Art et handicapUn colloque de Pro Infirmis Vaud traite de la protection des auteurs incapables de discernement. À Fribourg, un atelier fait figure de modèle.


L’artiste Pascal Vonlanthen au travail dans l’atelier d’art « différencié » du Creahm à Fribourg, qu’il fréquente depuis vingt ans.

«L’art brut de Pascal Vonlanthen inspire le styliste de Michelle Obama.» Des écritures d’un artiste handicapé et analphabète fribourgeois qui finissent sur les créations d’un designer de mode new-yorkais: cette belle histoire, contée par plusieurs médias romands l’an dernier, soulève d’épineuses questions relatives à la protection des œuvres des auteurs incapables de discernement. Pro Infirmis Vaud en débattra lors d’une journée thématique autour de l’art et de la vulnérabilité ce mercredi à Belmont-sur-Lausanne. «La divulgation et l’exploitation des œuvres créées par des personnes incapables de discernement peuvent porter atteinte à leur droit d’auteur et à leur droit de propriété, mais aussi à leur personnalité, constate l’avocat Charles Joye, à l’origine de la manifestation. La question est de savoir qui veille à la protection de leurs intérêts moraux et patrimoniaux et quelles sont les limites tracées par le droit.» Ces questions se posent avec d’autant plus d’acuité que l’art brut a la cote. «Il y a un vrai attrait pour ces créations depuis quelques années et le monde de l’art contemporain commence à s’y intéresser aussi», confirme Sarah Lombardi, directrice de la Collection de l’art brut à Lausanne.

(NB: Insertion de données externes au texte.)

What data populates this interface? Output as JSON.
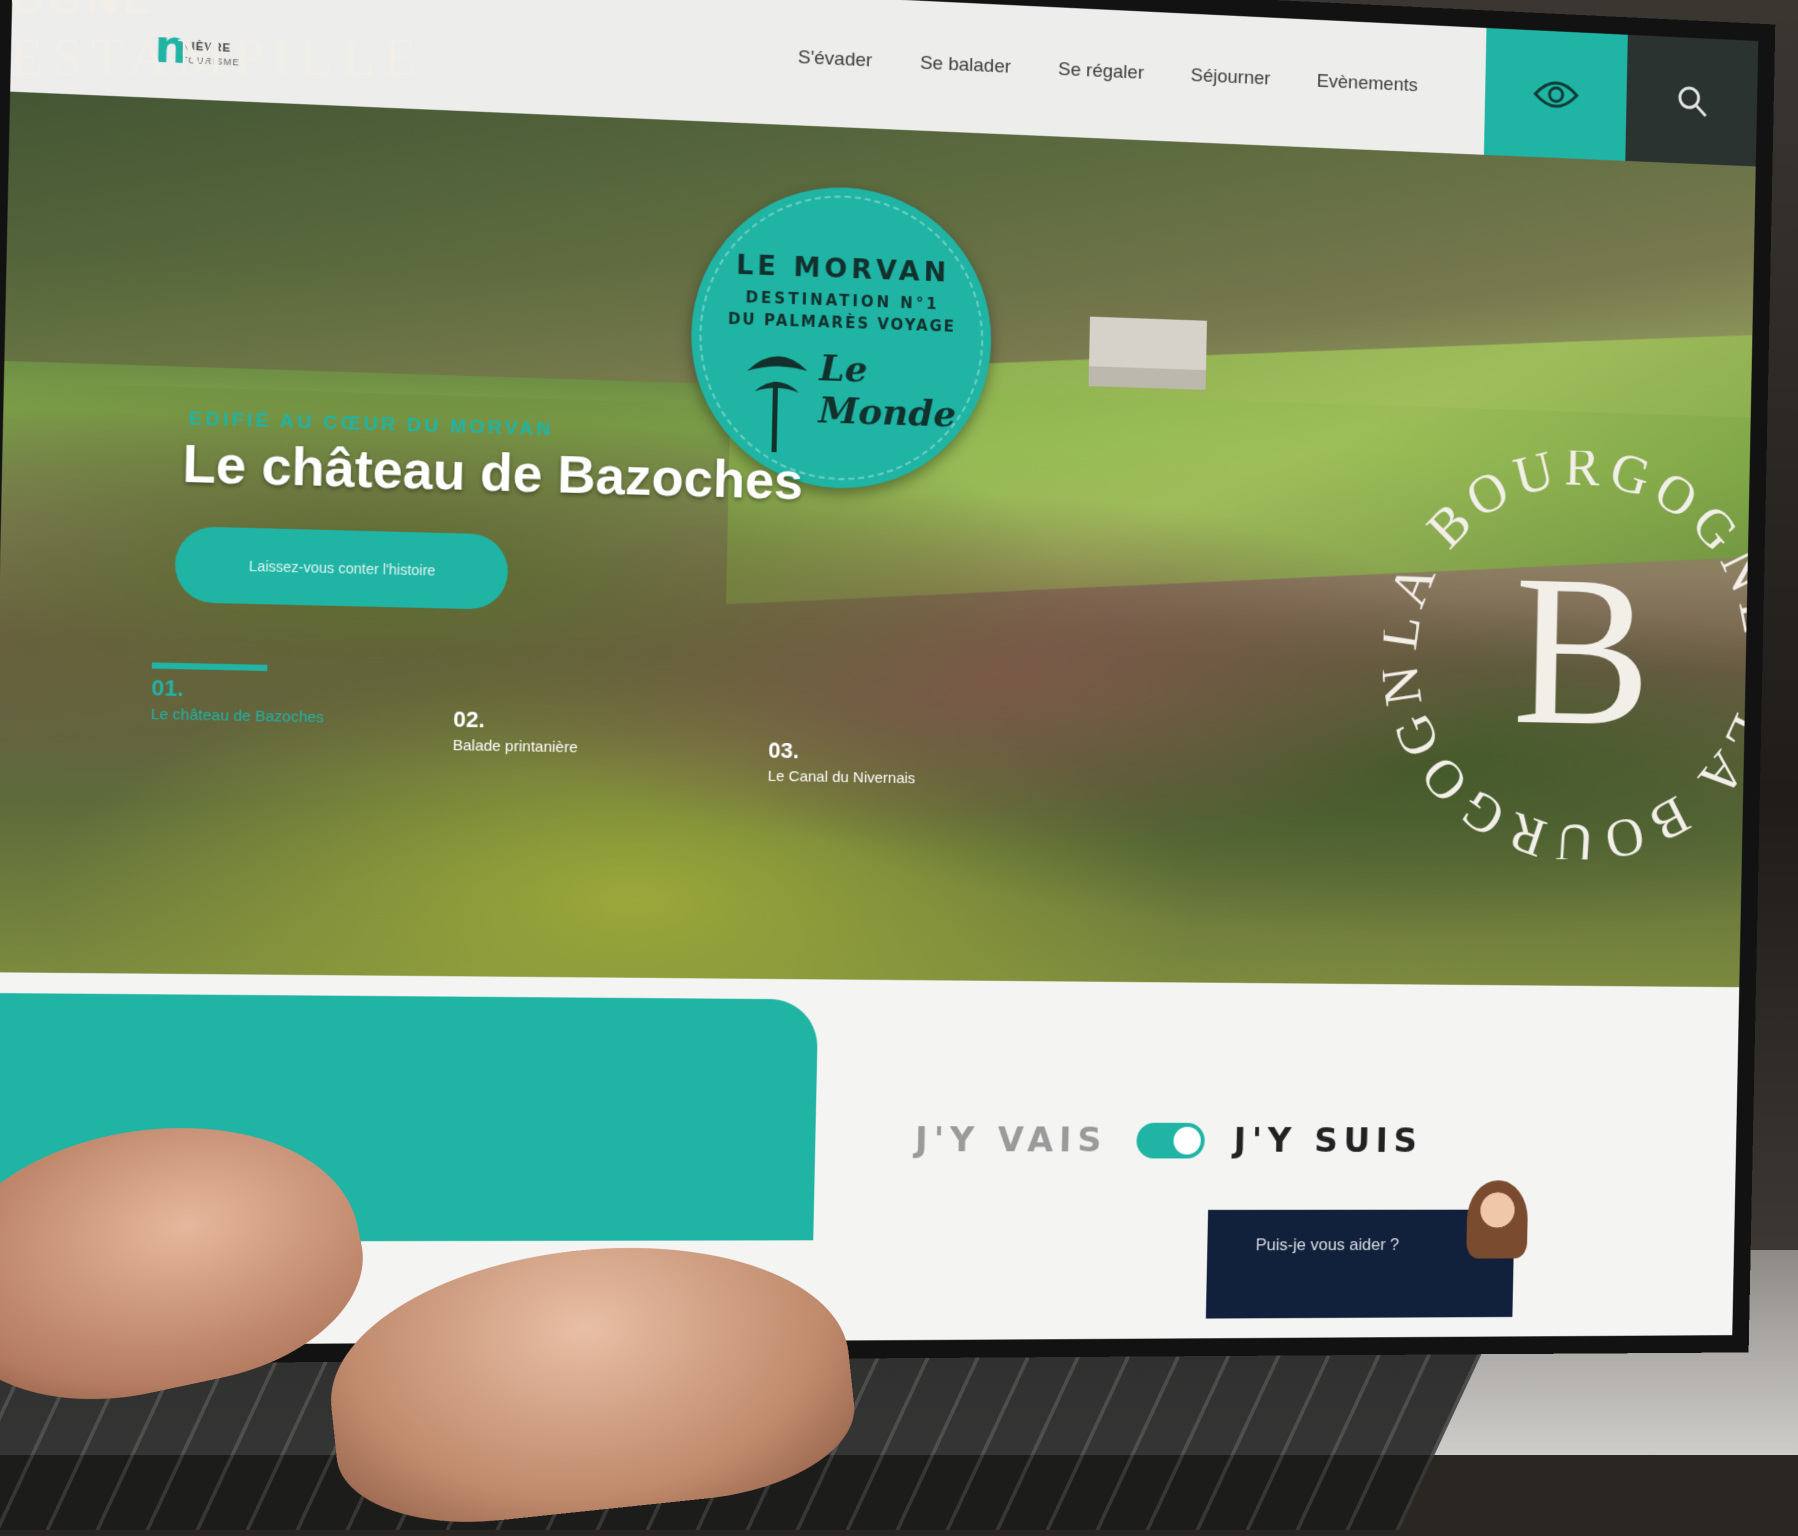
{
  "overlay": {
    "line1": "OGNE",
    "line2": "ESTAMPILLE"
  },
  "site": {
    "logo_line1": "NIÈVRE",
    "logo_line2": "TOURISME"
  },
  "nav": {
    "items": [
      {
        "label": "S'évader"
      },
      {
        "label": "Se balader"
      },
      {
        "label": "Se régaler"
      },
      {
        "label": "Séjourner"
      },
      {
        "label": "Evènements"
      }
    ],
    "accessibility_icon": "accessibility-icon",
    "search_icon": "search-icon"
  },
  "hero": {
    "kicker": "EDIFIÉ AU CŒUR DU MORVAN",
    "title": "Le château de Bazoches",
    "cta": "Laissez-vous conter l'histoire",
    "badge": {
      "line1": "LE MORVAN",
      "line2": "DESTINATION N°1",
      "line3": "DU PALMARÈS VOYAGE",
      "brand": "Le Monde"
    },
    "slides": [
      {
        "num": "01.",
        "label": "Le château de Bazoches",
        "active": true
      },
      {
        "num": "02.",
        "label": "Balade printanière",
        "active": false
      },
      {
        "num": "03.",
        "label": "Le Canal du Nivernais",
        "active": false
      }
    ],
    "ring_text": "LA BOURGOGNE · LA BOURGOGNE ·",
    "ring_letter": "B",
    "scroll_icon": "arrow-down-icon"
  },
  "switcher": {
    "left_label": "J'Y VAIS",
    "right_label": "J'Y SUIS",
    "state": "on"
  },
  "chat": {
    "prompt": "Puis-je vous aider ?"
  },
  "colors": {
    "accent": "#1fb4a4",
    "dark": "#2b3331",
    "chat_bg": "#12213b"
  }
}
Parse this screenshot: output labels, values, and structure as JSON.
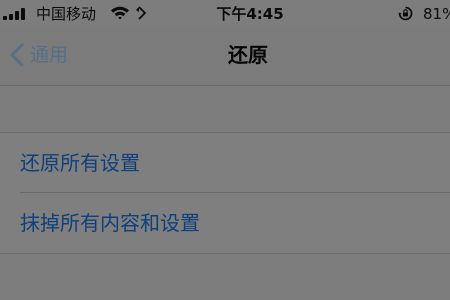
{
  "status_bar": {
    "carrier": "中国移动",
    "time": "下午4:45",
    "battery": "81%",
    "icons": [
      "signal-icon",
      "wifi-icon",
      "location-icon",
      "rotation-lock-icon"
    ]
  },
  "nav": {
    "back_label": "通用",
    "title": "还原"
  },
  "reset_options": [
    {
      "label": "还原所有设置"
    },
    {
      "label": "抹掉所有内容和设置"
    }
  ],
  "colors": {
    "background": "#7d7d7d",
    "link_blue": "#0f3f7d",
    "back_label": "#566f86",
    "text_dark": "#050505"
  }
}
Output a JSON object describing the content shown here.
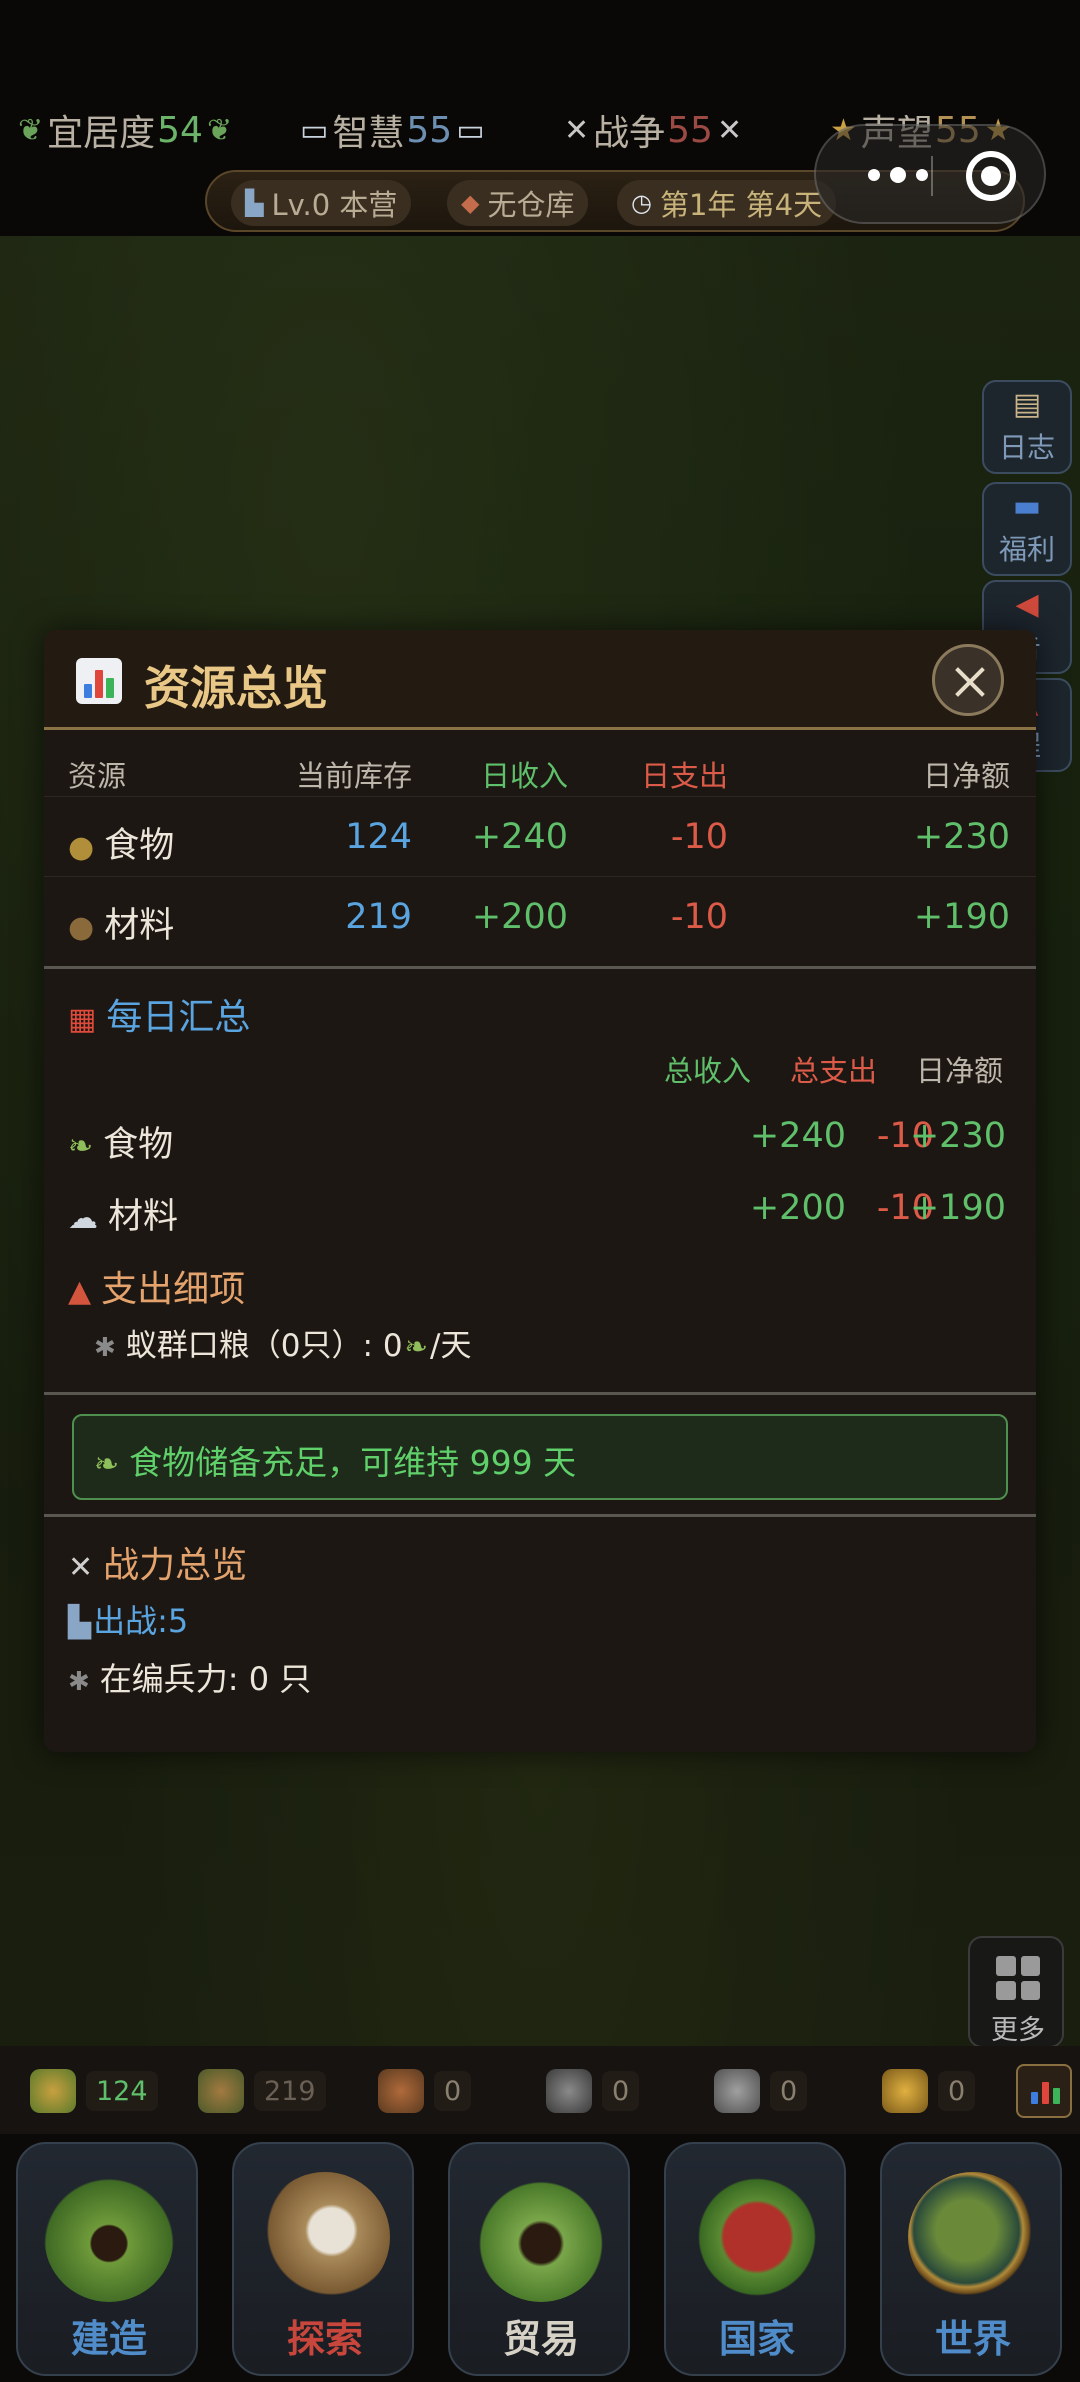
{
  "hud": {
    "stats": [
      {
        "icon": "🌿",
        "label": "宜居度",
        "value": "54",
        "tone": "green"
      },
      {
        "icon": "📖",
        "label": "智慧",
        "value": "55",
        "tone": "blue"
      },
      {
        "icon": "⚔",
        "label": "战争",
        "value": "55",
        "tone": "red"
      },
      {
        "icon": "★",
        "label": "声望",
        "value": "55",
        "tone": "gold"
      }
    ],
    "base_level": "Lv.0 本营",
    "warehouse": "无仓库",
    "date": "第1年 第4天"
  },
  "side_buttons": [
    {
      "label": "日志",
      "icon": "scroll-icon"
    },
    {
      "label": "福利",
      "icon": "gift-icon"
    },
    {
      "label": "告",
      "icon": "megaphone-icon"
    },
    {
      "label": "程",
      "icon": "flag-icon"
    }
  ],
  "more_label": "更多",
  "modal": {
    "title": "资源总览",
    "table": {
      "headers": {
        "name": "资源",
        "stock": "当前库存",
        "income": "日收入",
        "expense": "日支出",
        "net": "日净额"
      },
      "rows": [
        {
          "icon": "🍄",
          "name": "食物",
          "stock": "124",
          "income": "+240",
          "expense": "-10",
          "net": "+230"
        },
        {
          "icon": "🪵",
          "name": "材料",
          "stock": "219",
          "income": "+200",
          "expense": "-10",
          "net": "+190"
        }
      ]
    },
    "daily": {
      "title": "每日汇总",
      "headers": {
        "income": "总收入",
        "expense": "总支出",
        "net": "日净额"
      },
      "rows": [
        {
          "icon": "🍃",
          "name": "食物",
          "income": "+240",
          "expense": "-10",
          "net": "+230"
        },
        {
          "icon": "☁",
          "name": "材料",
          "income": "+200",
          "expense": "-10",
          "net": "+190"
        }
      ]
    },
    "expense_detail": {
      "title": "支出细项",
      "line": "蚁群口粮（0只）: 0",
      "suffix": "/天"
    },
    "notice": "食物储备充足，可维持 999 天",
    "combat": {
      "title": "战力总览",
      "deploy": "出战:5",
      "troops": "在编兵力: 0 只"
    }
  },
  "resource_bar": [
    "124",
    "219",
    "0",
    "0",
    "0",
    "0"
  ],
  "nav": [
    {
      "label": "建造",
      "color": "#4f8cc9"
    },
    {
      "label": "探索",
      "color": "#c8463c"
    },
    {
      "label": "贸易",
      "color": "#d7d2c6"
    },
    {
      "label": "国家",
      "color": "#4f8cc9"
    },
    {
      "label": "世界",
      "color": "#4f8cc9"
    }
  ]
}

Les intérêts de Pascal Vonlanthen sont représentés par le Creahm (créativité et handicap mental), un atelier d’art «différencié» installé à Villars-sur-Glâne (FR), qu’il fréquente depuis sa création il y a vingt ans. Un grand et lumineux espace où travaillent dix-huit artistes handicapés, trois jours par semaine. Ils s’y rendent de manière autonome et volontaire et signent un contrat avec leurs représentants légaux. «Nous ne faisons pas d’art-thérapie, c’est vraiment un lieu de création», précise Laurence Cotting, l’une des deux responsables. Un tiers du budget est assuré par la commercialisation des œuvres des artistes – en direct ou au travers d’expositions –, qui paient un écolage de 450 francs par an. Sur chaque œuvre vendue, les auteurs touchent 20%. C’est Laurence Cotting et son collègue Gion Capeder qui fixent les tarifs. «Au-delà de 10 ou 20 francs, ils n’ont souvent pas la notion de l’argent», explique-t-elle.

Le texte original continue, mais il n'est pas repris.